Frederick Douglass

In honor of Black History Month, every school day The Cardinal will feature a prominent and historical Black American, living or dead, who has worked toward change, advancement, and/or world peace. Some of them are heroes, and some are unsung heroes, who deserve recognition, and have made a contribution to society.


Eric Sanchez, Editor-in-Chief

Frederick Douglass was born on a Maryland plantation 200 years ago on February but due to slavery no one knew their exact birthday, so Douglass chose his own and picked February 14, because his mother would call him “my valentine”.

Every February, Frederick Douglass is remembered as the first African-American to attain historic stature. As a slave, he was whipped once a week with sticks as a punishment but he fought his tormentor and fled north to seek freedom.

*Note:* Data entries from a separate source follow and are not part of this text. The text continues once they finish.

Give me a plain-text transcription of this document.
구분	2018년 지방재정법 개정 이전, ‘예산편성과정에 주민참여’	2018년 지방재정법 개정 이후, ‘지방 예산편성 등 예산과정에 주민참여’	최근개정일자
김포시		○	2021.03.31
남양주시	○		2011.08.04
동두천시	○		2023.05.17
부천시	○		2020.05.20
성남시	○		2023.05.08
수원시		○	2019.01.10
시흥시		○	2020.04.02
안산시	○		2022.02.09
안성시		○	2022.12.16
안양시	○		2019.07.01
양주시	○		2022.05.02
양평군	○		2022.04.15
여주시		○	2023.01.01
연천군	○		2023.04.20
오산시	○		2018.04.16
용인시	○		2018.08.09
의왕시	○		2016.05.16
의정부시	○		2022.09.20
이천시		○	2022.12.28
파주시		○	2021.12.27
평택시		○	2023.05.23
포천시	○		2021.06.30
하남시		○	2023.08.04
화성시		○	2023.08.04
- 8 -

The escaped slave became a activist, author, and public speaker. He was a leader in the abolitionist movement and during the civil war and continued to push for equality and human rights. He argued that freedom would be empty if slaves were not guaranteed the rights and protections of American citizens. Accordingly, he was described by abolitionists in his time as a living counterexample to slaveholders’ arguments that slaves lacked the intellectual capacity to function as independent American citizens.

In 1872, Douglass became the first African American nominated for Vice President of the United States, as Victoria Woodhull’s running mate on the Equal Rights Party ticket. He was nominated without his knowledge. Douglass neither campaigned for the ticket nor acknowledged that he had been nominated.

In 1877, Douglass visited his former slavemaster Thomas Auld on his deathbed, and the two men reconciled. Douglass had met Auld’s daughter, Amanda Auld Sears, some years prior. She had requested the meeting and had subsequently attended and cheered one of Douglass’s speeches. Her father complimented her for reaching out to Douglass. The visit also appears to have brought closure to Douglass, although some criticized his effort.

On February 20, 1895, Douglass attended a meeting of the National Council of Women in Washington, D.C. During that meeting, he was brought to the platform and received a standing ovation. Shortly after he returned home, Douglass died of a massive heart attack. Douglass was 77. He stills remained as a central figure in the fight for equality and justice.